LW: What’s another example?
Timpson: So what’s happening is that the devices are catching up, in terms of being able to do hardware-based cryptographic functions. So for devices that are closer to a computer, as far as capability, we’re already seeing certificates and private keys that are being generated for these devices. One example is the Plex media server. We’ve generated tens of millions of certificates embedded in Plex servers and devices that play back digital media, like movies and music and pictures. So when you log in to your Plex device, it’s trusted by the browser and you don’t get any warnings that there’s something wrong.
LW: How do mobile devices fit into this?
Timpson: Great question. Let’s take Android. So inside the Android operating system there’s a root store that’s very similar to the browser. These are roots of trust that are granted complete trust by the Android operating system. DigiCert roots are already trusted by your Android smart phone since the early releases of Android.
We, as a publicly trusted Certificate Authority, worked with Google and Android to embed our roots in those early releases. That’s actually the challenge that any publicly-trusted CA has in front of them. Before devices and operating systems and software gets made, you want to embed that root of trust up front. Not all the publicly-trusted CAs have good ubiquity.
LW: What can you point to that most affirms PKI will remain relevant as we move deeper into the Internet of Things?
Timpson: I’d say just how pervasive this technology is becoming. For instance, big companies like Google are saying we want everything to be encrypted by default. Where that’s coming from is that everyone is worried about keeping their information safe. And the way to keep your information safe is to encrypt.
There is a big push to say that all of our communications and transactions across the board should be encrypted. And there’s a desire to assure the authenticity of each of our conversations, so if you send me an email, I want to know it’s from the real Byron, and you want to know it’s from the real Dan. The good news is that we can do that with this technology, and we can apply it to IoT devices. We already are with many companies.
LW: How so? Beyond the web and IoT, how does PKI come into play?
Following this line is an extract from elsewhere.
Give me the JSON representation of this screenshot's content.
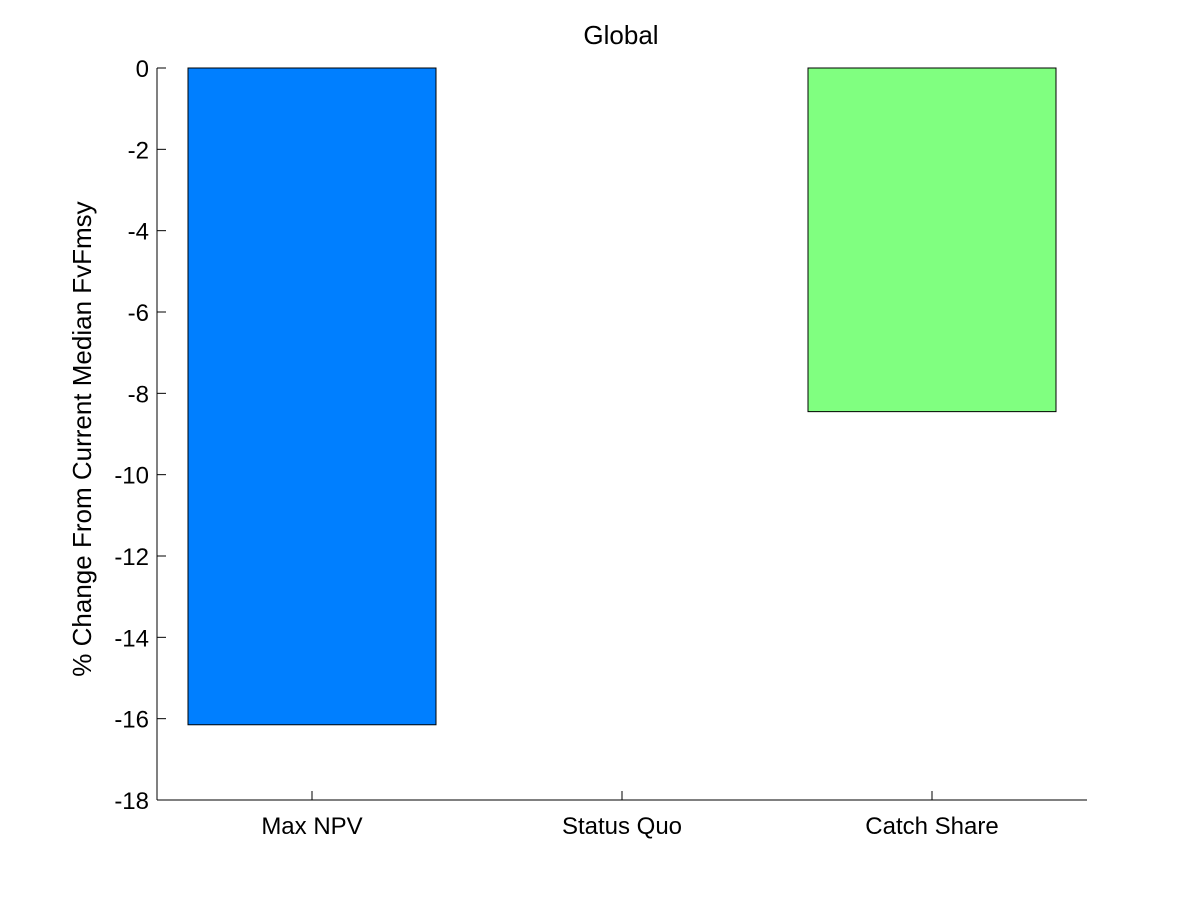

Timpson: Let’s use email as an example. I can cryptographically sign my email with a certificate. And you, in turn, can say, ‘Oh, here is a message from Dan Timpson, CTO of DigiCert, and I know it’s from him because I can verify it cryptographically.’
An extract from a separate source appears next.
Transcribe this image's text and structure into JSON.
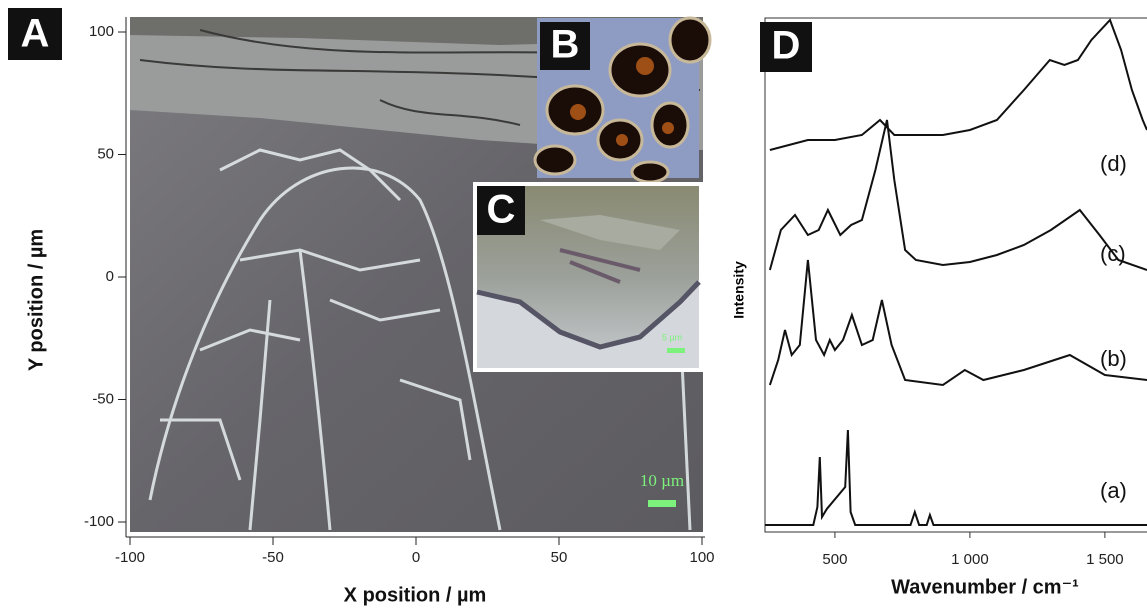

Another quick example is in your Android phone. If you open an app that you bought off the Google Play Store, you can know that Google and Android have a system through Google Play that only allows you to download and use an app that is cryptographically signed, from a code signing certificate, so that your operating system implicitly trusts it. In the case of an application that isn’t signed, users receive a warning that advises them against downloading the app. In this way, Google and Android are using PKI in the background to provide assurances and protections to their users.
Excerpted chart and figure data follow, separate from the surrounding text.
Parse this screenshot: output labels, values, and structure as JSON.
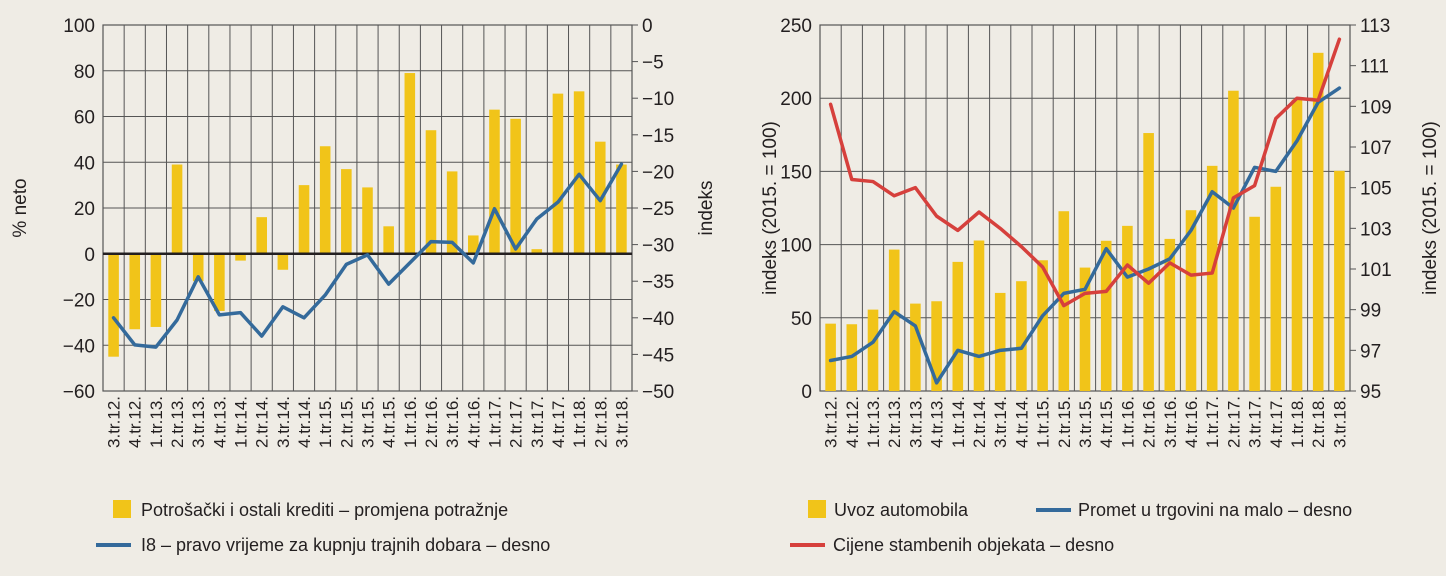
{
  "colors": {
    "bar": "#f1c419",
    "blue": "#346a9b",
    "red": "#d6403c",
    "grid": "#3a3a3a",
    "background": "#efece5"
  },
  "chart_data": [
    {
      "type": "bar+line",
      "categories": [
        "3.tr.12.",
        "4.tr.12.",
        "1.tr.13.",
        "2.tr.13.",
        "3.tr.13.",
        "4.tr.13.",
        "1.tr.14.",
        "2.tr.14.",
        "3.tr.14.",
        "4.tr.14.",
        "1.tr.15.",
        "2.tr.15.",
        "3.tr.15.",
        "4.tr.15.",
        "1.tr.16.",
        "2.tr.16.",
        "3.tr.16.",
        "4.tr.16.",
        "1.tr.17.",
        "2.tr.17.",
        "3.tr.17.",
        "4.tr.17.",
        "1.tr.18.",
        "2.tr.18.",
        "3.tr.18."
      ],
      "ylabel": "% neto",
      "y2label": "indeks",
      "ylim": [
        -60,
        100
      ],
      "yticks": [
        100,
        80,
        60,
        40,
        20,
        0,
        -20,
        -40,
        -60
      ],
      "y2lim": [
        -50,
        0
      ],
      "y2ticks": [
        0,
        -5,
        -10,
        -15,
        -20,
        -25,
        -30,
        -35,
        -40,
        -45,
        -50
      ],
      "grid": true,
      "series": [
        {
          "name": "Potrošački i ostali krediti – promjena potražnje",
          "type": "bar",
          "axis": "left",
          "values": [
            -45,
            -33,
            -32,
            39,
            -12,
            -25,
            -3,
            16,
            -7,
            30,
            47,
            37,
            29,
            12,
            79,
            54,
            36,
            8,
            63,
            59,
            2,
            70,
            71,
            49,
            39
          ]
        },
        {
          "name": "I8 – pravo vrijeme za kupnju trajnih dobara – desno",
          "type": "line",
          "axis": "right",
          "values": [
            -40,
            -43.7,
            -44,
            -40.3,
            -34.4,
            -39.6,
            -39.3,
            -42.5,
            -38.5,
            -40,
            -36.9,
            -32.7,
            -31.4,
            -35.4,
            -32.5,
            -29.6,
            -29.7,
            -32.5,
            -25.1,
            -30.6,
            -26.5,
            -24.2,
            -20.4,
            -24,
            -19
          ]
        }
      ],
      "legend": "bottom"
    },
    {
      "type": "bar+line",
      "categories": [
        "3.tr.12.",
        "4.tr.12.",
        "1.tr.13.",
        "2.tr.13.",
        "3.tr.13.",
        "4.tr.13.",
        "1.tr.14.",
        "2.tr.14.",
        "3.tr.14.",
        "4.tr.14.",
        "1.tr.15.",
        "2.tr.15.",
        "3.tr.15.",
        "4.tr.15.",
        "1.tr.16.",
        "2.tr.16.",
        "3.tr.16.",
        "4.tr.16.",
        "1.tr.17.",
        "2.tr.17.",
        "3.tr.17.",
        "4.tr.17.",
        "1.tr.18.",
        "2.tr.18.",
        "3.tr.18."
      ],
      "ylabel": "indeks (2015. = 100)",
      "y2label": "indeks (2015. = 100)",
      "ylim": [
        0,
        250
      ],
      "yticks": [
        250,
        200,
        150,
        100,
        50,
        0
      ],
      "y2lim": [
        95,
        113
      ],
      "y2ticks": [
        113,
        111,
        109,
        107,
        105,
        103,
        101,
        99,
        97,
        95
      ],
      "grid": true,
      "series": [
        {
          "name": "Uvoz automobila",
          "type": "bar",
          "axis": "left",
          "values": [
            46,
            45.6,
            55.6,
            96.6,
            59.7,
            61.3,
            88.2,
            102.8,
            67,
            75,
            89.3,
            122.8,
            84.3,
            102.6,
            112.8,
            176.2,
            103.9,
            123.5,
            153.8,
            205.1,
            119,
            139.5,
            199,
            231,
            150.4
          ]
        },
        {
          "name": "Promet u trgovini na malo – desno",
          "type": "line",
          "axis": "right",
          "values": [
            96.5,
            96.7,
            97.4,
            98.9,
            98.2,
            95.4,
            97.0,
            96.7,
            97.0,
            97.1,
            98.7,
            99.8,
            100.0,
            102.0,
            100.6,
            101.0,
            101.5,
            102.9,
            104.8,
            104.0,
            106.0,
            105.8,
            107.3,
            109.2,
            109.9
          ]
        },
        {
          "name": "Cijene stambenih objekata – desno",
          "type": "line",
          "axis": "right",
          "values": [
            109.1,
            105.4,
            105.3,
            104.6,
            105.0,
            103.6,
            102.9,
            103.8,
            103.0,
            102.1,
            101.1,
            99.2,
            99.8,
            99.9,
            101.2,
            100.3,
            101.3,
            100.7,
            100.8,
            104.5,
            105.1,
            108.4,
            109.4,
            109.3,
            112.3
          ]
        }
      ],
      "legend": "bottom"
    }
  ]
}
So that really comes back to PKI as the building block. The trust ecosystem is the tool and the software all working together to give you this seamless thread of security, whether it’s an email or an online transaction or, an interaction with your new shiny Internet of Things device. They’ll all have that in common.
LW: So some of this is actually already is going on when I go to my Gmail inbox on my Samsung S8?
Timpson: Yes, that’s right. In fact, Google is now giving priority to sites that do HTTPS, or secured by default. They’re actually indexing them and giving them more weight in search results. And on email, depending on what you’re using your Gmail or something else, you can get indicators inside that say, ‘Oh look, this email is cryptographically signed or is actually encrypted.’ All of this is happening already.